That’s the thrust of this article in WRAL this morning about a Mount Olive family that has been “without [health] insurance for seven years.”

Eddie Davidson has been trying to navigate HealthCare.gov for three weeks without success.

“Every day, he would start in the morning before he went to work,” his wife said. “Then, he would try again at lunchtime. Then, go on at night. This went on for a long time.”

She [Wendy Davidson] finally told him to take a break and let her try. The website stymied her as well, so she tried to enroll over the phone.

The person she spoke with over the phone was, of course, using a computer. So next she requested a paper application and was told it would take weeks to receive.

“You’re just ready to give up,” she said. “I’m really ready to start calling insurance companies myself and just forget it.”

Eddie Davidson wants to go a step further and skip the whole process.

“‘I know,’ he says, ‘Let’s just pay the penalty at least for this year and be done with it,'” Wendy Davidson said.

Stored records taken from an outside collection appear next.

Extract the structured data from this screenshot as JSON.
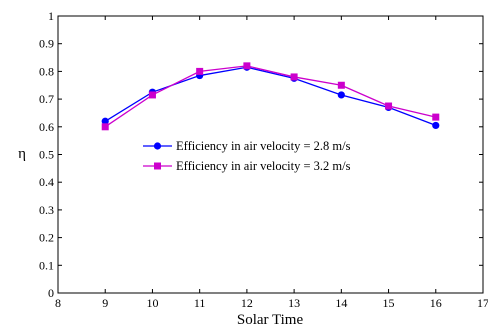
{
  "chart_data": {
    "type": "line",
    "xlabel": "Solar Time",
    "ylabel": "η",
    "xlim": [
      8,
      17
    ],
    "ylim": [
      0,
      1
    ],
    "x_ticks": [
      8,
      9,
      10,
      11,
      12,
      13,
      14,
      15,
      16,
      17
    ],
    "y_ticks": [
      0,
      0.1,
      0.2,
      0.3,
      0.4,
      0.5,
      0.6,
      0.7,
      0.8,
      0.9,
      1
    ],
    "y_tick_labels": [
      "0",
      "0.1",
      "0.2",
      "0.3",
      "0.4",
      "0.5",
      "0.6",
      "0.7",
      "0.8",
      "0.9",
      "1"
    ],
    "grid": false,
    "legend_position": "center",
    "series": [
      {
        "name": "Efficiency in air velocity = 2.8 m/s",
        "color": "#0000ff",
        "marker": "circle",
        "x": [
          9,
          10,
          11,
          12,
          13,
          14,
          15,
          16
        ],
        "values": [
          0.62,
          0.725,
          0.785,
          0.815,
          0.775,
          0.715,
          0.67,
          0.605
        ]
      },
      {
        "name": "Efficiency in air velocity = 3.2 m/s",
        "color": "#cc00cc",
        "marker": "square",
        "x": [
          9,
          10,
          11,
          12,
          13,
          14,
          15,
          16
        ],
        "values": [
          0.6,
          0.715,
          0.8,
          0.82,
          0.78,
          0.75,
          0.675,
          0.635
        ]
      }
    ]
  }
}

So there you have it. I wonder how many voters who:

  1. earnestly believed the rhetoric of 2008, that there was a crisis in that 45 million people were uninsured because health insurance is too expensive for poor families to afford, and who
  2. sincerely believed that by voting for Obama they would save those poor families with the provision of affordable health insurance,
    at any time expected that
  3. they were actually voting in a system that would take these same poor uninsured people who couldn’t afford it and tell them either sign up for more expensive insurance or pay a fine, with or without
  4. a government-provided web site so unworkable and unsecured that only identity thieves could love it.

Recall that the News & Observer told everyone weeks ago that there’s “Nothing to fear as Obamacare arrives” and “plenty to cheer.” Believe it! For “it now looks likely that the ACA will indeed work and will yet become popular.”

The immediate web site troubles were proof to the N&O that Obamacare was crazy popular, the insurance equivalent of a new iPhone hitting the market. No, really: “On Oct. 1, the online insurance exchanges opened across the nation and people crushed in like shoppers standing in line on the first day of iPhone sales.”

That glib explanation for the unfolding disaster proved laughably insufficient as days extended into weeks, and less-faithful acolytes began acknowledging the obvious. Jon Stewart broke our hearts, yet we shall persevere. Faith is, after all, “is the assurance of things hoped for, the conviction of things not seen.”

Now the N&O’s line is that the rollout was “bumpy” (right, and when a plane crashes into a mountain, that’s “turbulence”) but never fear! For lo, “the future is promising.”

And “once reform is in place and running smoothly” — i.e., Step Two: “Then a miracle occurs” — well, “it will work and people will like it and wonder why it took so long to put something as sensible as the Affordable Care Act into place.”

This Halloween, as we laugh at the harmless futility of Linus sitting in the pumpkin patch sincerely waiting and hoping that his belief in a “Great Pumpkin” will be rewarded, remember to save a thought for the N&O editorialists doing essentially the same thing, but for real.

At least Linus didn’t force anyone to believe his transparently foolish fantasy.